From: Webster's Revised Unabridged Dictionary (1913)

 Husk n.
 1. The external covering or envelope of certain fruits or seeds; glume; hull; rind; in the United States, especially applied to the covering of the ears of maize.
 2. The supporting frame of a run of millstones.
 Husks of the prodigal son Bot., the pods of the carob tree. See Carob.

From: Webster's Revised Unabridged Dictionary (1913)

 Husk, v. t. [imp. & p. p. Husked p. pr. & vb. n. Husking.] To strip off the external covering or envelope of; as, to husk Indian corn.

From: WordNet (r) 2.0

      n 1: material consisting of seed coverings and small pieces of
           stem or leaves that have been separated from the seeds
           [syn: chaff, shuck, stalk, straw, stubble]
      2: outer membranous covering of some fruits or seeds
      v : remove the husks from; "husk corn" [syn: shell]

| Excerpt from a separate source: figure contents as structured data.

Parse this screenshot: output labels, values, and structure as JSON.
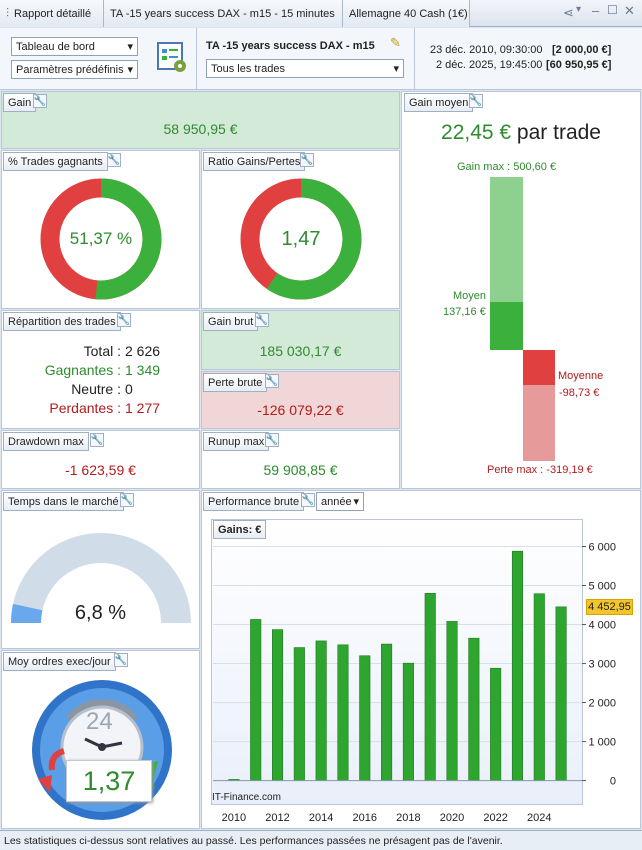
{
  "titlebar": {
    "tab_report": "Rapport détaillé",
    "tab_strategy": "TA -15 years success DAX - m15 - 15 minutes",
    "tab_instrument": "Allemagne 40 Cash (1€)"
  },
  "header": {
    "dashboard_select": "Tableau de bord",
    "params_select": "Paramètres prédéfinis",
    "strategy_title": "TA -15 years success DAX - m15",
    "trades_select": "Tous les trades",
    "start_date": "23 déc. 2010, 09:30:00",
    "start_capital": "[2 000,00 €]",
    "end_date": "2 déc. 2025, 19:45:00",
    "end_capital": "[60 950,95 €]"
  },
  "gain": {
    "label": "Gain",
    "value": "58 950,95 €"
  },
  "win_pct": {
    "label": "% Trades gagnants",
    "value": "51,37 %",
    "fraction": 0.5137
  },
  "ratio": {
    "label": "Ratio Gains/Pertes",
    "value": "1,47",
    "fraction": 0.595
  },
  "avg_gain": {
    "label": "Gain moyen",
    "value": "22,45 €",
    "suffix": " par trade",
    "max_label": "Gain max : 500,60 €",
    "avg_label": "Moyen",
    "avg_value": "137,16 €",
    "loss_avg_label": "Moyenne",
    "loss_avg_value": "-98,73 €",
    "loss_max_label": "Perte max : -319,19 €"
  },
  "distribution": {
    "label": "Répartition des trades",
    "total_label": "Total : ",
    "total": "2 626",
    "win_label": "Gagnantes : ",
    "win": "1 349",
    "neutral_label": "Neutre : ",
    "neutral": "0",
    "loss_label": "Perdantes : ",
    "loss": "1 277"
  },
  "gross_gain": {
    "label": "Gain brut",
    "value": "185 030,17 €"
  },
  "gross_loss": {
    "label": "Perte brute",
    "value": "-126 079,22 €"
  },
  "drawdown": {
    "label": "Drawdown max",
    "value": "-1 623,59 €"
  },
  "runup": {
    "label": "Runup max",
    "value": "59 908,85 €"
  },
  "time_in_market": {
    "label": "Temps dans le marché",
    "value": "6,8 %",
    "fraction": 0.068
  },
  "orders": {
    "label": "Moy ordres exec/jour",
    "value": "1,37",
    "clock_number": "24"
  },
  "performance": {
    "label": "Performance brute",
    "period_select": "année",
    "chart_label": "Gains: €",
    "watermark": "IT-Finance.com",
    "last_value_label": "4 452,95"
  },
  "chart_data": {
    "type": "bar",
    "title": "Performance brute",
    "ylabel": "Gains: €",
    "categories": [
      "2010",
      "2011",
      "2012",
      "2013",
      "2014",
      "2015",
      "2016",
      "2017",
      "2018",
      "2019",
      "2020",
      "2021",
      "2022",
      "2023",
      "2024",
      "2025"
    ],
    "values": [
      30,
      4130,
      3870,
      3410,
      3580,
      3480,
      3200,
      3500,
      3010,
      4800,
      4080,
      3650,
      2880,
      5880,
      4790,
      4452.95
    ],
    "x_tick_labels": [
      "2010",
      "2012",
      "2014",
      "2016",
      "2018",
      "2020",
      "2022",
      "2024"
    ],
    "y_ticks": [
      0,
      1000,
      2000,
      3000,
      4000,
      5000,
      6000
    ],
    "y_tick_labels": [
      "0",
      "1 000",
      "2 000",
      "3 000",
      "4 000",
      "5 000",
      "6 000"
    ],
    "ylim": [
      -600,
      6500
    ],
    "color": "#2ea52e"
  },
  "footer": {
    "text": "Les statistiques ci-dessus sont relatives au passé. Les performances passées ne présagent pas de l'avenir."
  },
  "colors": {
    "green": "#3cb03c",
    "red": "#e04040",
    "gain_bg": "#d4ead8",
    "loss_bg": "#f0d6d6"
  }
}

From: Easton's 1897 Bible Dictionary

    In Num. 6:4 (Heb. zag) it means the "skin" of a grape. In 2
    Kings 4:42 (Heb. tsiqlon) it means a "sack" for grain, as
    rendered in the Revised Version. In Luke 15:16, in the parable
    of the Prodigal Son, it designates the beans of the carob tree,
    or Ceratonia siliqua. From the supposition, mistaken, however,
    that it was on the husks of this tree that John the Baptist fed,
    it is called "St. John's bread" and "locust tree." This tree is
    in "February covered with innumerable purple-red pendent
    blossoms, which ripen in April and May into large crops of pods
    from 6 to 10 inches long, flat, brown, narrow, and bent like a
    horn (whence the Greek name keratia, meaning 'little horns'),
    with a sweetish taste when still unripe. Enormous quantities of
    these are gathered for sale in various towns and for
    exportation." "They were eaten as food, though only by the
    poorest of the poor, in the time of our Lord." The bean is
    called a "gerah," which is used as the name of the smallest
    Hebrew weight, twenty of these making a shekel.